Selasa, 28 Februari 2017 - 11:45 WIB
Kesenjangan Upah di Freeport Disebut Bentuk Neo-kolonialisme
Kesenjangan Upah di Freeport Disebut Bentuk Neo-kolonialisme
A A A
SEMARANG - Gerakan Pemuda (GP) Ansor menyatakan, permasalahan terkait PT Freeport Indonesia (PTFI) tidak hanya tentang divestasi saham maupun kewajiban pembangungan smelter (pemurnian) di Papua. Namun juga banyak kesenjangan yang diterima tenaga kerja Indonesia terutama dalam hal upah pekerja.

(Baca Juga: 4.000 Pekerja Lokal di Freeport Hanya Digaji UMR
Kesenjangan atau ketimpangan upah tersebut bukan hal biasa, bahkan menjurus ketidakadilan dan penindasaan. Oleh karena itu, GP Ansor mendesak pemerintah dan pihak terkait untuk melakukan evaluasi secara menyeluruh terhadap PT Freeport Indonesia.

"Kami (GP Ansor) menilai kesenjangan pendapatan yang diterima saudara-saudara kami yang bekerja di Freeport, khususnya saudara-saudara kami dari Papua. Bukan lagi sebuah kesenjangan pendapatan biasa, tapi sudah merupakan ketidakadilan dan penindasan, bahkan sudah merupakan sebuah bentuk neo-kolonialisme yang paling vulgar," kata Ketua Umum Pimpinan Pusat GP Ansor, Yaqut Cholil Qoumas di Bandara Ahmad Yani Semarang.

(Baca Juga: Eks Karyawan Freeport Bongkar Diskriminasi dan Ketimpangan di Grasberg
Lebih lanjut dia memaparkan, penilaian tersebut bukan tanpa dasar, melainkan hasil pengkajian beberapa data yang diperoleh GP Ansor.

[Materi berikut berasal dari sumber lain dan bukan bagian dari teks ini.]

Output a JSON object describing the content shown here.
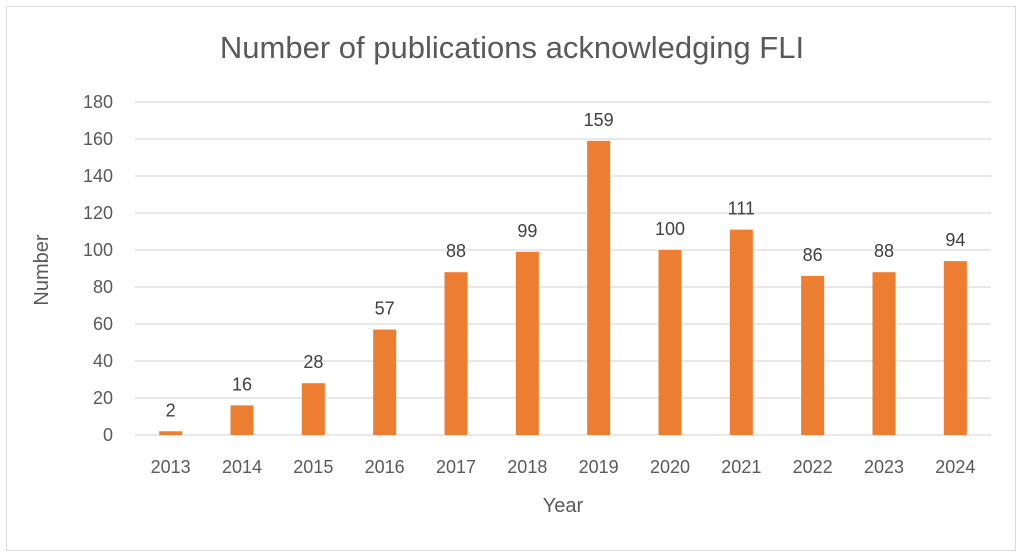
{
  "chart_data": {
    "type": "bar",
    "title": "Number of publications acknowledging FLI",
    "xlabel": "Year",
    "ylabel": "Number",
    "categories": [
      "2013",
      "2014",
      "2015",
      "2016",
      "2017",
      "2018",
      "2019",
      "2020",
      "2021",
      "2022",
      "2023",
      "2024"
    ],
    "values": [
      2,
      16,
      28,
      57,
      88,
      99,
      159,
      100,
      111,
      86,
      88,
      94
    ],
    "ylim": [
      0,
      180
    ],
    "yticks": [
      0,
      20,
      40,
      60,
      80,
      100,
      120,
      140,
      160,
      180
    ],
    "grid": true,
    "legend": "none",
    "bar_color": "#ED7D31",
    "grid_color": "#d9d9d9"
  }
}
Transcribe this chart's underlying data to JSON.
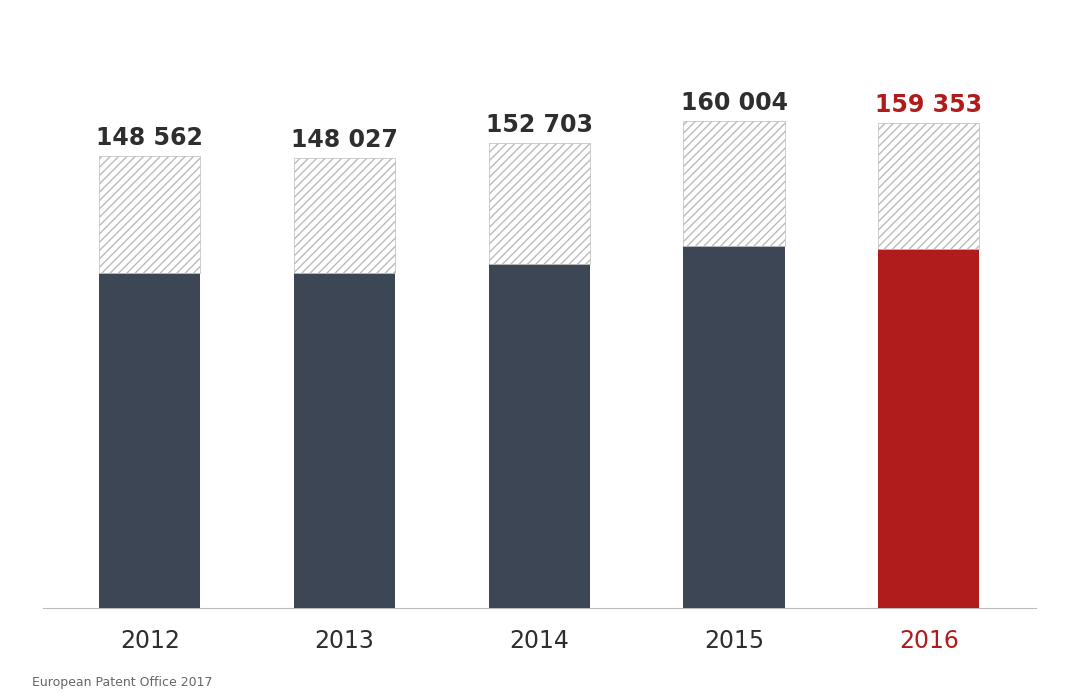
{
  "years": [
    "2012",
    "2013",
    "2014",
    "2015",
    "2016"
  ],
  "total_values": [
    148562,
    148027,
    152703,
    160004,
    159353
  ],
  "solid_values": [
    110000,
    110000,
    113000,
    119000,
    118000
  ],
  "bar_colors": [
    "#3d4655",
    "#3d4655",
    "#3d4655",
    "#3d4655",
    "#b01c1c"
  ],
  "label_colors": [
    "#2e2e2e",
    "#2e2e2e",
    "#2e2e2e",
    "#2e2e2e",
    "#b01c1c"
  ],
  "year_colors": [
    "#2e2e2e",
    "#2e2e2e",
    "#2e2e2e",
    "#2e2e2e",
    "#b01c1c"
  ],
  "value_labels": [
    "148 562",
    "148 027",
    "152 703",
    "160 004",
    "159 353"
  ],
  "ymax": 170000,
  "background_color": "#ffffff",
  "footer_text": "European Patent Office 2017",
  "value_label_fontsize": 17,
  "year_label_fontsize": 17,
  "footer_fontsize": 9,
  "bar_width": 0.52
}
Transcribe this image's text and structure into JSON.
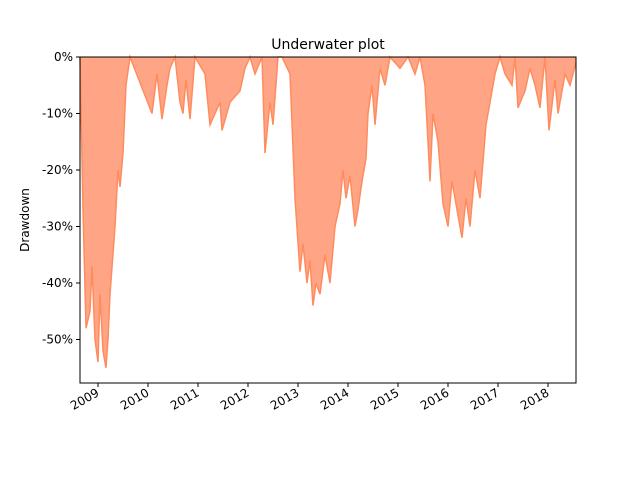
{
  "chart_data": {
    "type": "area",
    "title": "Underwater plot",
    "ylabel": "Drawdown",
    "x": [
      2008.64,
      2008.7,
      2008.76,
      2008.84,
      2008.88,
      2008.94,
      2009.0,
      2009.04,
      2009.1,
      2009.16,
      2009.2,
      2009.24,
      2009.34,
      2009.4,
      2009.44,
      2009.5,
      2009.56,
      2009.64,
      2010.08,
      2010.18,
      2010.28,
      2010.38,
      2010.44,
      2010.54,
      2010.64,
      2010.7,
      2010.76,
      2010.84,
      2010.94,
      2011.14,
      2011.24,
      2011.44,
      2011.48,
      2011.64,
      2011.84,
      2011.94,
      2012.04,
      2012.14,
      2012.28,
      2012.34,
      2012.44,
      2012.5,
      2012.6,
      2012.68,
      2012.84,
      2012.94,
      2013.04,
      2013.1,
      2013.18,
      2013.24,
      2013.3,
      2013.36,
      2013.44,
      2013.54,
      2013.64,
      2013.74,
      2013.84,
      2013.9,
      2013.96,
      2014.04,
      2014.14,
      2014.2,
      2014.28,
      2014.36,
      2014.4,
      2014.48,
      2014.54,
      2014.64,
      2014.74,
      2014.84,
      2015.04,
      2015.2,
      2015.34,
      2015.44,
      2015.54,
      2015.6,
      2015.64,
      2015.7,
      2015.8,
      2015.9,
      2016.0,
      2016.08,
      2016.2,
      2016.28,
      2016.36,
      2016.44,
      2016.54,
      2016.64,
      2016.76,
      2016.84,
      2016.94,
      2017.04,
      2017.14,
      2017.28,
      2017.34,
      2017.4,
      2017.54,
      2017.64,
      2017.74,
      2017.84,
      2017.94,
      2018.02,
      2018.14,
      2018.2,
      2018.34,
      2018.44,
      2018.56
    ],
    "series": [
      {
        "color": "#ff8c5e",
        "fill": "#ffa585",
        "values": [
          0,
          -27,
          -48,
          -45,
          -37,
          -50,
          -54,
          -42,
          -52,
          -55,
          -50,
          -42,
          -30,
          -20,
          -23,
          -17,
          -5,
          0,
          -10,
          -3,
          -11,
          -5,
          -2,
          0,
          -8,
          -10,
          -4,
          -11,
          0,
          -3,
          -12,
          -8,
          -13,
          -8,
          -6,
          -2,
          0,
          -3,
          0,
          -17,
          -8,
          -12,
          0,
          0,
          -3,
          -25,
          -38,
          -33,
          -40,
          -36,
          -44,
          -40,
          -42,
          -35,
          -40,
          -30,
          -26,
          -20,
          -25,
          -21,
          -30,
          -27,
          -22,
          -18,
          -10,
          -5,
          -12,
          -2,
          -5,
          0,
          -2,
          0,
          -3,
          0,
          -5,
          -15,
          -22,
          -10,
          -15,
          -26,
          -30,
          -22,
          -28,
          -32,
          -25,
          -30,
          -20,
          -25,
          -12,
          -8,
          -3,
          0,
          -3,
          -5,
          0,
          -9,
          -6,
          -2,
          -5,
          -9,
          0,
          -13,
          -4,
          -10,
          -3,
          -5,
          -1
        ]
      }
    ],
    "xlim": [
      2008.64,
      2018.56
    ],
    "xticks": [
      2009,
      2010,
      2011,
      2012,
      2013,
      2014,
      2015,
      2016,
      2017,
      2018
    ],
    "ylim": [
      -57.7,
      0
    ],
    "yticks": [
      {
        "value": 0,
        "label": "0%"
      },
      {
        "value": -10,
        "label": "-10%"
      },
      {
        "value": -20,
        "label": "-20%"
      },
      {
        "value": -30,
        "label": "-30%"
      },
      {
        "value": -40,
        "label": "-40%"
      },
      {
        "value": -50,
        "label": "-50%"
      }
    ]
  }
}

Berdasarkan laporan terkait ketenagakerjaan di Freeport, diketahui dari sekitar 32.000 pekerja Freeport sebagian besar merupakan pekerja kontrak atau outsourcing, tepatnya sebanyak 63,2%. Sementara pekerja berkewarganegaraan Indonesia hanya sebanyak 36,8%.

"Dari 36,8% pekerja langsung berkewarganegaraan Indonesia, hanya 35,8% yang merupakan saudara kami, putra-putri asli Papua. Di mana sebanyak 98,9% di antaranya adalah buruh tambang dengan 24 jenjang upah dengan jenjang terendah mendapatkan upah sebesar Rp3.316.000 dan jenjang tertinggi untuk karyawan hanya mendapat upah sebesar, Rp5.517.000," jelasnya yang juga Anggota Komisi VI DPR RI ini.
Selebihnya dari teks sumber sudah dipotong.